Alternatively, the umpire could shift between calling a tight strike zone in some games, and a loose one in others. Although Vegas could no longer arbitrage the differences out, the umpire would reassume some risk of detection. Baseball players have photographic memories for the strike zone, and word would get around the league that something funny was going on with this umpire. In certain ways, in fact, this pattern might be more detectable than if the umpire’s strike zone were inconsistent within particular ballgames. The latter would simply seem like bad umpiring, while the former would seem almost deliberately inconsistent.

Detection could also come from the bookmaker side. Over-under bets are generally treated with more suspicion than money line bets, as they are less attractive to recreational bettors, particularly in a sport like baseball. To make consistently large bets against the total in a relatively illiquid market, especially in association with one home plate umpire, is something that would quickly be detected.

Moreover, I am not certain that the mathematics work in favor of the corrupt umpire. We estimated that, by making calls that tended to favor the offense when the Dodgers were at bat, the umpire could increase their run scoring from 5.000 runs per game to 5.438. Presumably, he could do the same thing for the Padres. Thus, you’d have two teams who were expected to score a total of 10.876 runs per game against a probable over-under line of 10.

There has been relatively little work done on run scoring distributions (e.g. how often does a team that averages 5.438 runs per game score exactly 4 runs?). Thus, there is no established way of estimating how often this over-under bet should come in. However, I pulled up an old data set, and looked at the run scoring distributions of all teams that scored between 5.338 and 5.538 runs per game.

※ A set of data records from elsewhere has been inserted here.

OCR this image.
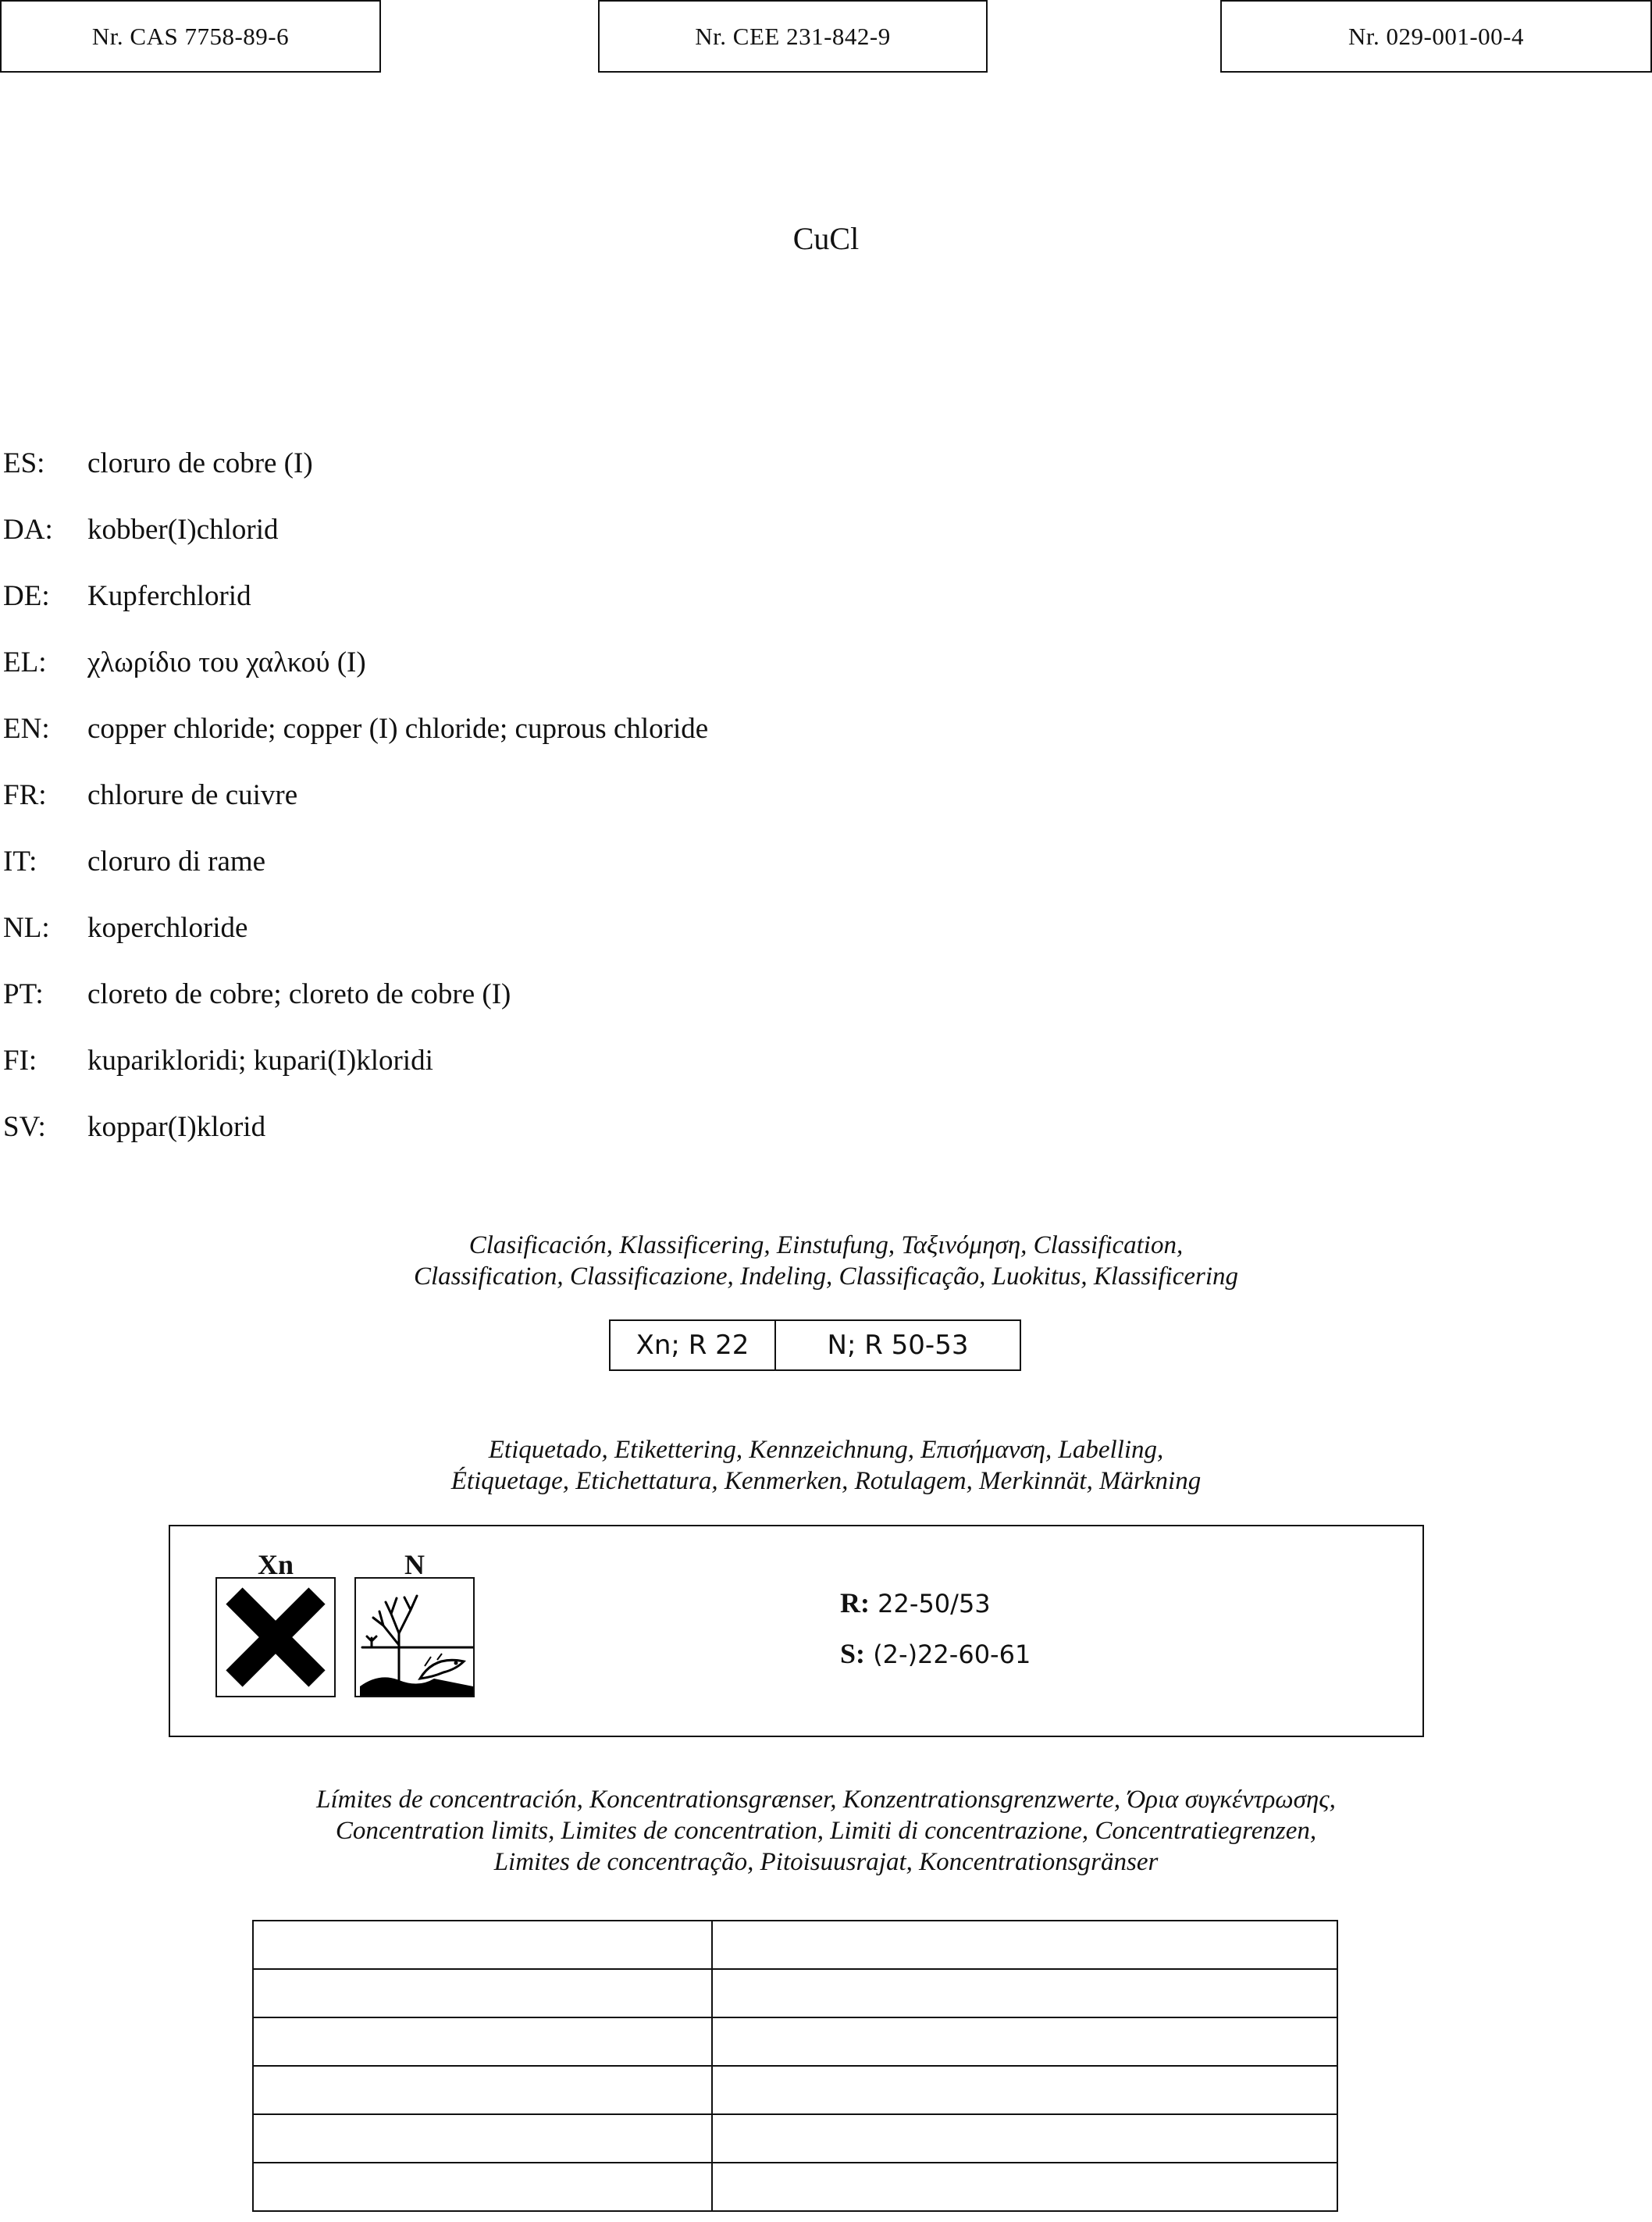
Nr. CAS 7758-89-6	Nr. CEE 231-842-9	Nr. 029-001-00-4
CuCl
ES:	cloruro de cobre (I)
DA:	kobber(I)chlorid
DE:	Kupferchlorid
EL:	χλωρίδιο του χαλκού (I)
EN:	copper chloride; copper (I) chloride; cuprous chloride
FR:	chlorure de cuivre
IT:	cloruro di rame
NL:	koperchloride
PT:	cloreto de cobre; cloreto de cobre (I)
FI:	kuparikloridi; kupari(I)kloridi
SV:	koppar(I)klorid
Clasificación, Klassificering, Einstufung, Ταξινόμηση, Classification,
Classification, Classificazione, Indeling, Classificação, Luokitus, Klassificering
Xn; R 22	N; R 50-53
Etiquetado, Etikettering, Kennzeichnung, Επισήμανση, Labelling,
Étiquetage, Etichettatura, Kenmerken, Rotulagem, Merkinnät, Märkning
Xn	N
R: 22-50/53
S: (2-)22-60-61
Límites de concentración, Koncentrationsgrænser, Konzentrationsgrenzwerte, Όρια συγκέντρωσης,
Concentration limits, Limites de concentration, Limiti di concentrazione, Concentratiegrenzen,
Limites de concentração, Pitoisuusrajat, Koncentrationsgränser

I then combined two such distributions to estimate the total number of runs scored in the game, assuming that they were independent of one another, with the exception that the two teams could not score the same number of runs (since there are no ties in baseball).

This method shows that, excluding pushes, a bet on the over would win 54.8 percent of the time, which represents a materially lower return on investment than the prospective bet on the Dodgers. Alternatively, the umpire could try to lower the scoring of both teams to 4.578 runs per game (our estimate of runs scored for the Padres), and have his syndicator place a bet on the under. I have this bet doing a bit worse still, winning only 53.0 percent of the time.

Although I am not 100 percent confident in the mathematics behind this result, it appears that over/under lines in baseball are a bit less susceptible to corruption than money lines, at least provided two evenly-matched clubs. The intuition is that the won-loss outcome is a zero-sum game, while the over-under is not. Everything that you do to increase the Dodgers’ chances of winning necessarily reduces the Padres’ chances. However, increasing the Dodgers’ run scoring has no direct effect on the Padres’ run scoring; you have to work twice as hard. Interestingly, this property does not carry over to basketball, because having a quick whistle increases the number of possessions for both clubs. This correlation is what may have emboldened the mafia to have Donaghy do their bidding; sabermetrics and organized crime make for dangerous bedfellows.